A Short History of Nearly Everything – by Bill Bryson


Chapter 25 — Darwin’s Singular Notion

  • Charles Darwin, during his famous Beagle voyage, accumulated a hoard of specimens sufficient to make his reputation and keep him occupied for years.  He found a magnificent trove of giant ancient fossils.
  • Darwin postulated that coral atolls could not form in less than a million years.  This was the first hint of his long-standing attachment to the extreme antiquity of earth’s processes.  Ironically, considering that Darwin called his subsequent book On The Origin of Species, the one thing he couldn’t explain was how species originated.

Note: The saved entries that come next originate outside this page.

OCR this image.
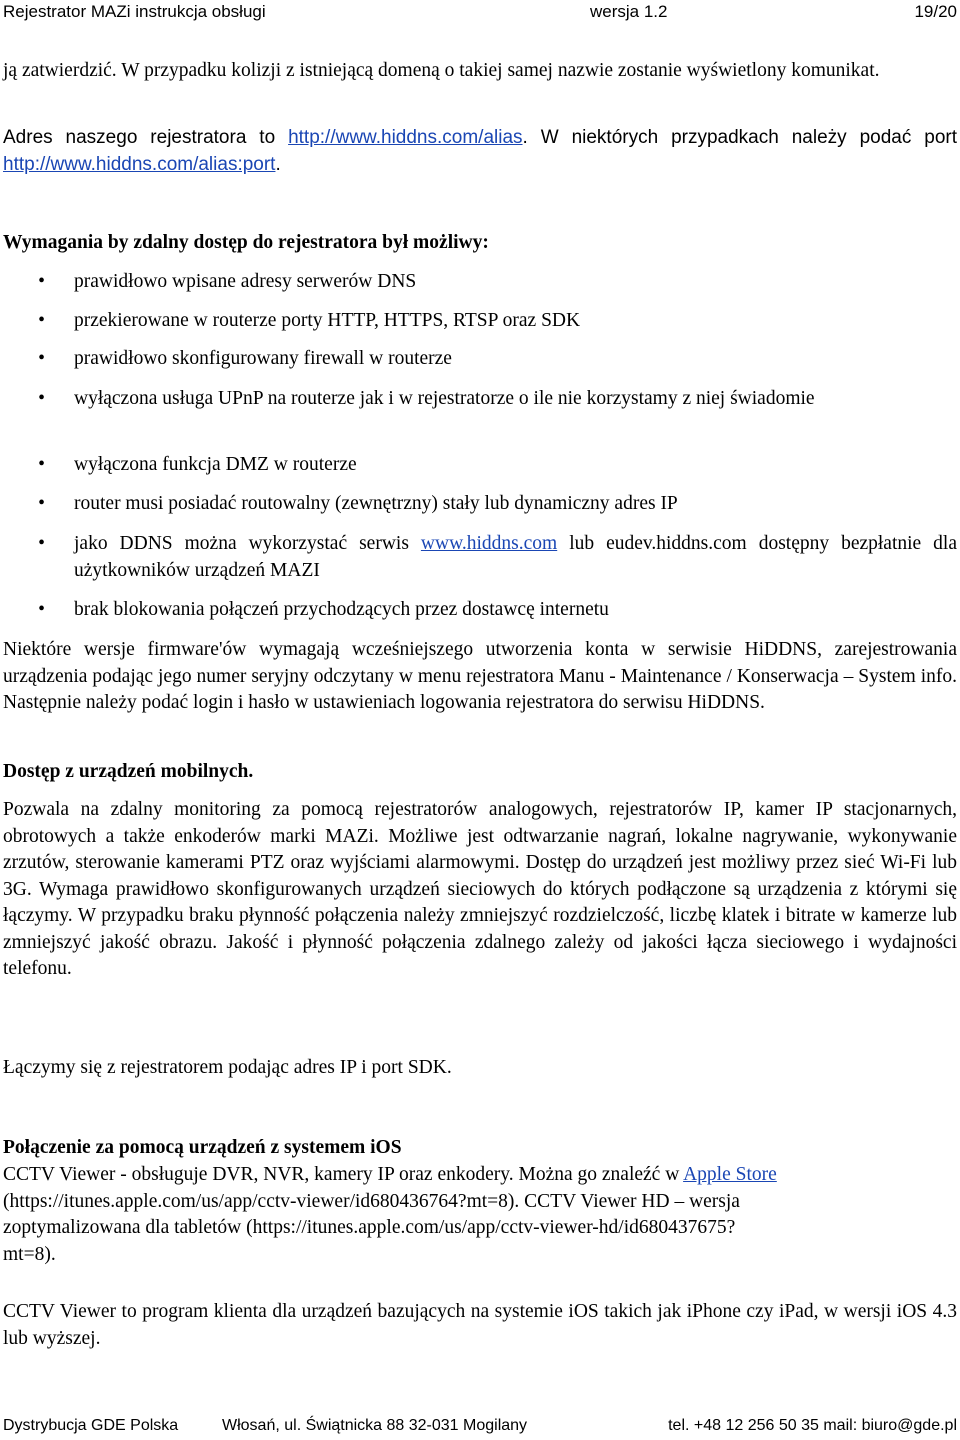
Rejestrator MAZi instrukcja obsługi	wersja 1.2	19/20

ją zatwierdzić. W przypadku kolizji z istniejącą domeną o takiej samej nazwie zostanie wyświetlony komunikat.

Adres naszego rejestratora to http://www.hiddns.com/alias. W niektórych przypadkach należy podać port http://www.hiddns.com/alias:port.

Wymagania by zdalny dostęp do rejestratora był możliwy:

• prawidłowo wpisane adresy serwerów DNS

• przekierowane w routerze porty HTTP, HTTPS, RTSP oraz SDK

• prawidłowo skonfigurowany firewall w routerze

• wyłączona usługa UPnP na routerze jak i w rejestratorze o ile nie korzystamy z niej świadomie

• wyłączona funkcja DMZ w routerze

• router musi posiadać routowalny (zewnętrzny) stały lub dynamiczny adres IP

• jako DDNS można wykorzystać serwis www.hiddns.com lub eudev.hiddns.com dostępny bezpłatnie dla użytkowników urządzeń MAZI

• brak blokowania połączeń przychodzących przez dostawcę internetu

Niektóre wersje firmware'ów wymagają wcześniejszego utworzenia konta w serwisie HiDDNS, zarejestrowania urządzenia podając jego numer seryjny odczytany w menu rejestratora Manu - Maintenance / Konserwacja – System info. Następnie należy podać login i hasło w ustawieniach logowania rejestratora do serwisu HiDDNS.

Dostęp z urządzeń mobilnych.

Pozwala na zdalny monitoring za pomocą rejestratorów analogowych, rejestratorów IP, kamer IP stacjonarnych, obrotowych a także enkoderów marki MAZi. Możliwe jest odtwarzanie nagrań, lokalne nagrywanie, wykonywanie zrzutów, sterowanie kamerami PTZ oraz wyjściami alarmowymi. Dostęp do urządzeń jest możliwy przez sieć Wi-Fi lub 3G. Wymaga prawidłowo skonfigurowanych urządzeń sieciowych do których podłączone są urządzenia z którymi się łączymy. W przypadku braku płynność połączenia należy zmniejszyć rozdzielczość, liczbę klatek i bitrate w kamerze lub zmniejszyć jakość obrazu. Jakość i płynność połączenia zdalnego zależy od jakości łącza sieciowego i wydajności telefonu.

Łączymy się z rejestratorem podając adres IP i port SDK.

Połączenie za pomocą urządzeń z systemem iOS

CCTV Viewer - obsługuje DVR, NVR, kamery IP oraz enkodery. Można go znaleźć w Apple Store
(https://itunes.apple.com/us/app/cctv-viewer/id680436764?mt=8). CCTV Viewer HD – wersja
zoptymalizowana dla tabletów (https://itunes.apple.com/us/app/cctv-viewer-hd/id680437675?
mt=8).

CCTV Viewer to program klienta dla urządzeń bazujących na systemie iOS takich jak iPhone czy iPad, w wersji iOS 4.3 lub wyższej.

Dystrybucja GDE Polska	Włosań, ul. Świątnicka 88 32-031 Mogilany	tel. +48 12 256 50 35 mail: biuro@gde.pl
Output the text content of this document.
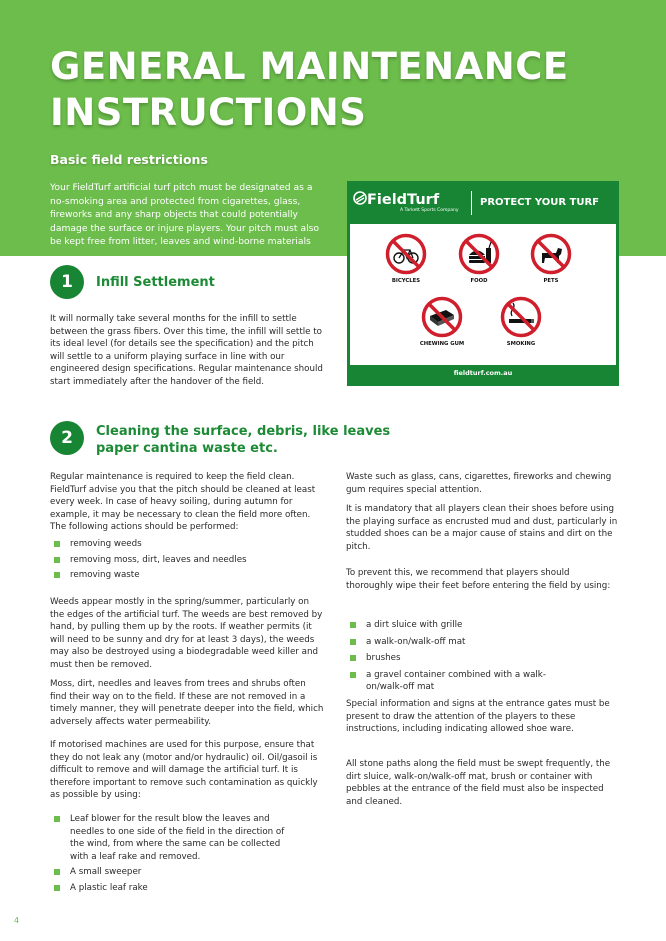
GENERAL MAINTENANCE
INSTRUCTIONS
Basic field restrictions

Your FieldTurf artificial turf pitch must be designated as a no-smoking area and protected from cigarettes, glass, fireworks and any sharp objects that could potentially damage the surface or injure players. Your pitch must also be kept free from litter, leaves and wind-borne materials

FieldTurf
A Tarkett Sports Company
PROTECT YOUR TURF
BICYCLES	FOOD	PETS
CHEWING GUM	SMOKING
fieldturf.com.au
1	Infill Settlement

It will normally take several months for the infill to settle between the grass fibers. Over this time, the infill will settle to its ideal level (for details see the specification) and the pitch will settle to a uniform playing surface in line with our engineered design specifications. Regular maintenance should start immediately after the handover of the field.

2	Cleaning the surface, debris, like leaves
paper cantina waste etc.

Regular maintenance is required to keep the field clean. FieldTurf advise you that the pitch should be cleaned at least every week. In case of heavy soiling, during autumn for example, it may be necessary to clean the field more often. The following actions should be performed:

removing weeds
removing moss, dirt, leaves and needles
removing waste

Weeds appear mostly in the spring/summer, particularly on the edges of the artificial turf. The weeds are best removed by hand, by pulling them up by the roots. If weather permits (it will need to be sunny and dry for at least 3 days), the weeds may also be destroyed using a biodegradable weed killer and must then be removed.

Moss, dirt, needles and leaves from trees and shrubs often find their way on to the field. If these are not removed in a timely manner, they will penetrate deeper into the field, which adversely affects water permeability.

If motorised machines are used for this purpose, ensure that they do not leak any (motor and/or hydraulic) oil. Oil/gasoil is difficult to remove and will damage the artificial turf. It is therefore important to remove such contamination as quickly as possible by using:

Leaf blower for the result blow the leaves and needles to one side of the field in the direction of the wind, from where the same can be collected with a leaf rake and removed.
A small sweeper
A plastic leaf rake

Waste such as glass, cans, cigarettes, fireworks and chewing gum requires special attention.

It is mandatory that all players clean their shoes before using the playing surface as encrusted mud and dust, particularly in studded shoes can be a major cause of stains and dirt on the pitch.

To prevent this, we recommend that players should thoroughly wipe their feet before entering the field by using:

a dirt sluice with grille
a walk-on/walk-off mat
brushes
a gravel container combined with a walk-on/walk-off mat

Special information and signs at the entrance gates must be present to draw the attention of the players to these instructions, including indicating allowed shoe ware.

All stone paths along the field must be swept frequently, the dirt sluice, walk-on/walk-off mat, brush or container with pebbles at the entrance of the field must also be inspected and cleaned.

4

  • Gregor Mendel was born in 1822 in the Austrian empire.  He never coined the word gene – it wasn’t used until 1913, in an English dictionary.  He converted his predictable patterns of inheritance into precise mathematical formulae.  Altogether, Mendel spent 8 years on his experiments, then confirmed his results with similar experiments on flowers, corn, and other plants.
  • Darwin and Mendel laid the groundwork for all of life sciences in the 20th century.  Darwin saw that all living things were connected, and that they “trace their ancestry to a single, common source.”  Mendel’s work provided the mechanism to explain how that could happen.
  • Darwin eventually made his belief in our kinship with the apes explicit in The Descent of Man in 1871.  It was a bold pronouncement because the fossil records did not support such a theory.